The fast_transformers.transformers module provides the TransformerEncoder and TransformerEncoderLayer classes, as well as their decoder counterparts, that implement a common transformer encoder/decoder similar to the PyTorch API.

However, an important difference is that the TransformerEncoder does not create the TransformerEncoderLayer which allows for injecting a different implementation with minimal code changes. The encoder layer follows the same principle and does not create the attention layer but receives it as an argument which allows for using many different attention implementations with an otherwise identical model.

We also provide recurrent transformer encoders and decoders which are meant to be given each input one at a time for autoregressive inference.

Forward method

TransformerEncoder or TransformerEncoderLayer

forward(x, attn_mask=None, length_mask=None)


  • x: The input features of shape (N, L, E) where N is the batch size, L is the sequence length (padded) and E is d_model passed in the constructor.
  • attn_mask: An implementation of fast_transformers.masking.BaseMask that encodes where each element of x can attend to.
  • length_mask: An implementation of fast_transformers.masking.BaseMask that encodes how many elements each sequence in the batch consists of.

If the masks are not provided they are automatically created as an all ones mask for the attention mask and the size of the tensor for the length mask.

TransformerDecoder or TransformerDecoderLayer

forward(x, memory, x_mask=None, x_length_mask=None, memory_mask=None, memory_length_mask=None)


  • x: The input features of shape (N, L, E) where N is the batch size, L is the sequence length (padded) and E should be the same as the d_model passed in the constructor.
  • memory: The memory features of shape (N, L', E) where N is the batch size, L' is the memory's sequence length (padded) and E should be the same as the d_model.
  • x_mask: An implementation of fast_transformers.masking.BaseMask that encodes where each element of x can attend to in x.

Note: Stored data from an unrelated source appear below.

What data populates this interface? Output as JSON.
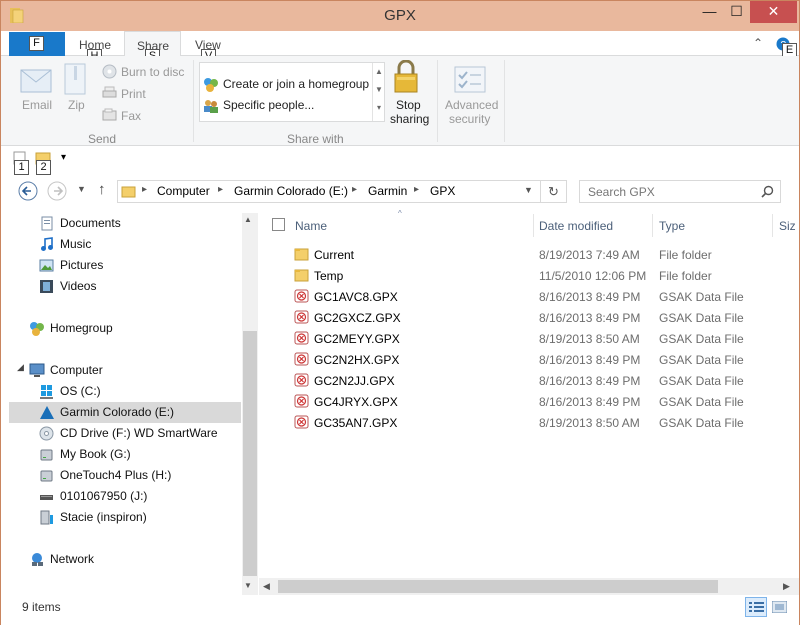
{
  "window": {
    "title": "GPX",
    "minimize": "—",
    "maximize": "☐",
    "close": "✕"
  },
  "tabs": {
    "file": "F",
    "home": "Home",
    "share": "Share",
    "view": "View"
  },
  "keytips": {
    "file": "F",
    "home": "H",
    "share": "S",
    "view": "V",
    "expand": "E",
    "qat1": "1",
    "qat2": "2"
  },
  "ribbon": {
    "send": {
      "group": "Send",
      "email": "Email",
      "zip": "Zip",
      "burn": "Burn to disc",
      "print": "Print",
      "fax": "Fax"
    },
    "share_with": {
      "group": "Share with",
      "homegroup": "Create or join a homegroup",
      "specific": "Specific people...",
      "stop1": "Stop",
      "stop2": "sharing",
      "adv1": "Advanced",
      "adv2": "security"
    }
  },
  "nav": {
    "breadcrumb": [
      "Computer",
      "Garmin Colorado (E:)",
      "Garmin",
      "GPX"
    ],
    "search_placeholder": "Search GPX"
  },
  "sidebar": [
    {
      "label": "Documents",
      "icon": "documents-icon"
    },
    {
      "label": "Music",
      "icon": "music-icon"
    },
    {
      "label": "Pictures",
      "icon": "pictures-icon"
    },
    {
      "label": "Videos",
      "icon": "videos-icon"
    },
    {
      "label": "Homegroup",
      "icon": "homegroup-icon"
    },
    {
      "label": "Computer",
      "icon": "computer-icon"
    },
    {
      "label": "OS (C:)",
      "icon": "windows-drive-icon"
    },
    {
      "label": "Garmin Colorado (E:)",
      "icon": "garmin-drive-icon"
    },
    {
      "label": "CD Drive (F:) WD SmartWare",
      "icon": "cd-drive-icon"
    },
    {
      "label": "My Book (G:)",
      "icon": "drive-icon"
    },
    {
      "label": "OneTouch4 Plus (H:)",
      "icon": "drive-icon"
    },
    {
      "label": "0101067950 (J:)",
      "icon": "usb-drive-icon"
    },
    {
      "label": "Stacie (inspiron)",
      "icon": "network-computer-icon"
    },
    {
      "label": "Network",
      "icon": "network-icon"
    }
  ],
  "columns": {
    "name": "Name",
    "date": "Date modified",
    "type": "Type",
    "size": "Siz"
  },
  "files": [
    {
      "name": "Current",
      "date": "8/19/2013 7:49 AM",
      "type": "File folder",
      "kind": "folder"
    },
    {
      "name": "Temp",
      "date": "11/5/2010 12:06 PM",
      "type": "File folder",
      "kind": "folder"
    },
    {
      "name": "GC1AVC8.GPX",
      "date": "8/16/2013 8:49 PM",
      "type": "GSAK Data File",
      "kind": "file"
    },
    {
      "name": "GC2GXCZ.GPX",
      "date": "8/16/2013 8:49 PM",
      "type": "GSAK Data File",
      "kind": "file"
    },
    {
      "name": "GC2MEYY.GPX",
      "date": "8/19/2013 8:50 AM",
      "type": "GSAK Data File",
      "kind": "file"
    },
    {
      "name": "GC2N2HX.GPX",
      "date": "8/16/2013 8:49 PM",
      "type": "GSAK Data File",
      "kind": "file"
    },
    {
      "name": "GC2N2JJ.GPX",
      "date": "8/16/2013 8:49 PM",
      "type": "GSAK Data File",
      "kind": "file"
    },
    {
      "name": "GC4JRYX.GPX",
      "date": "8/16/2013 8:49 PM",
      "type": "GSAK Data File",
      "kind": "file"
    },
    {
      "name": "GC35AN7.GPX",
      "date": "8/19/2013 8:50 AM",
      "type": "GSAK Data File",
      "kind": "file"
    }
  ],
  "status": {
    "items": "9 items"
  },
  "colors": {
    "accent": "#1979ca",
    "titlebar": "#e9b89d",
    "close": "#c75050",
    "selected": "#d9d9d9"
  }
}
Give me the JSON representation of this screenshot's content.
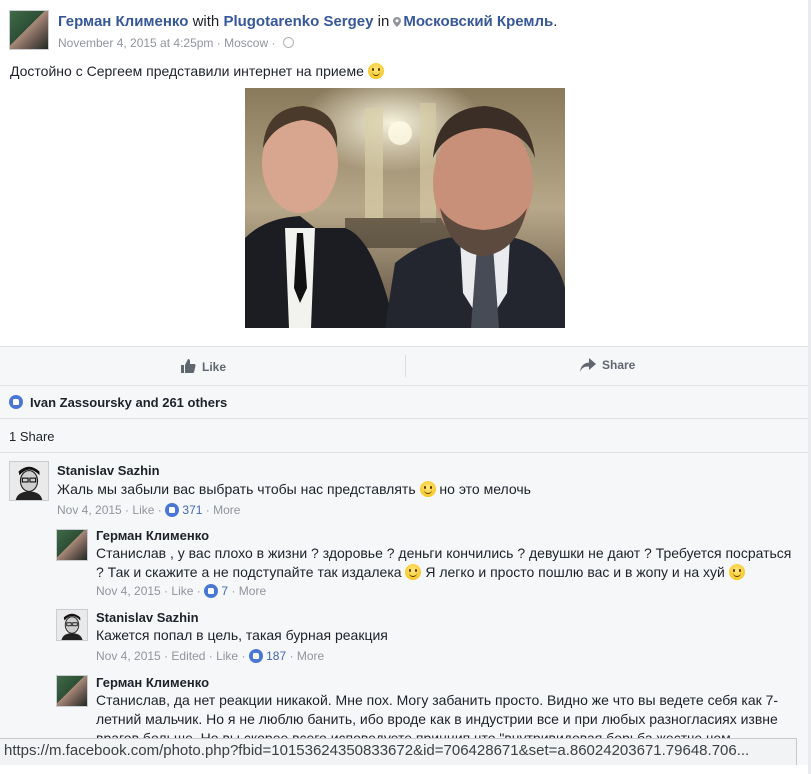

Namely the self attention mask.
  • x_length_mask: An implementation of a BaseMask that encodes how many elements each sequence in the batch consists of.
  • memory_mask: An implementation of BaseMask that encodes where each element of x can attend to in the memory. Namely the cross attention mask.
  • memory_length_mask: An implementation of a BaseMask that encodes how many elements each memory sequence in the batch consists of.


Unlike the PyTorch transformer the dimensions of the input are ordered with the batch size first and the sequence second.


fast_transformers.transformers.TransformerEncoder(layers, norm_layer=None)

The TransformerEncoder is simply a container for transformer encoder layers that it receives as a list upon construction. Simply put it is a Sequential that is aware of masking and passes the masks to all the transformer encoder layers.


  • layers: A list of TransformerEncoderLayer instances or other nn.Module instances that implement the same interface
  • norm_layer: A normalization layer to be applied to the final output (default: None which means no normalization)


fast_transformers.transformers.TransformerEncoderLayer(attention, d_model, n_heads, d_ff=None, dropout=0.1, activation='relu')

This transformer encoder layer implements the same encoder layer as PyTorch but is a bit more open for extension by receiving the attention implementation as a constructor argument.


  • attention: The attention implementation to use given as a nn.Module
  • d_model: The input feature dimensionality
  • n_heads: The number of heads for the multi head attention (Note: this parameter is unnecessary and will be removed in the near future)
  • d_ff: The dimensionality of the intermediate features after the attention (default: d_model*4)
  • dropout: The dropout rate to apply to the intermediate features (default: 0.1)
  • activation: Choose which activation to use for the feed forward part of the layer from the set {'relu', 'gelu'} (default: relu)


fast_transformers.transformers.TransformerDecoder(layers, norm_layer=None)

The TransformerDecoder is simply a container for transformer decoder layers. These layers are passed as a list upon construction. Similar to the TransformerEncoder, it is a Sequential that is aware of masking and a second argument memory and properly forwards everything to the TransformerDecoderLayer instances.


  • layers: A list of TransformerDecoderLayer instances or other nn.Module instances that implement the same interface
  • norm_layer: A normalization layer to be applied to the final output (default: None which means no normalization)


fast_transformers.transformers.TransformerDecoderLayer(self_attention, cross_attention, d_model, d_ff=None, dropout=0.1, activation='relu')

Similar to the encoder layer, this layer implements the decoder that PyTorch implements but can be used with any attention implementation because it receives the attention layers as constructor arguments.

  • self_attention: The attention implementation to use for self attention given as a nn.Module
  • cross_attention: The attention implementation to use for cross attention given as a nn.Module
  • d_model: The input feature dimensionality
  • d_ff: The dimensionality of the intermediate features after the attention (default: d_model*4)
  • dropout: The dropout rate to apply to the intermediate features (default: 0.1)
  • activation: Choose which activation to use for the feed forward part of the layer from the set {'relu', 'gelu'} (default: relu)


The TransformerDecoderLayer accepts different attention layers for self attention and cross attention. This allows, for instance, for building transformers with linear self attention and softmax cross attention.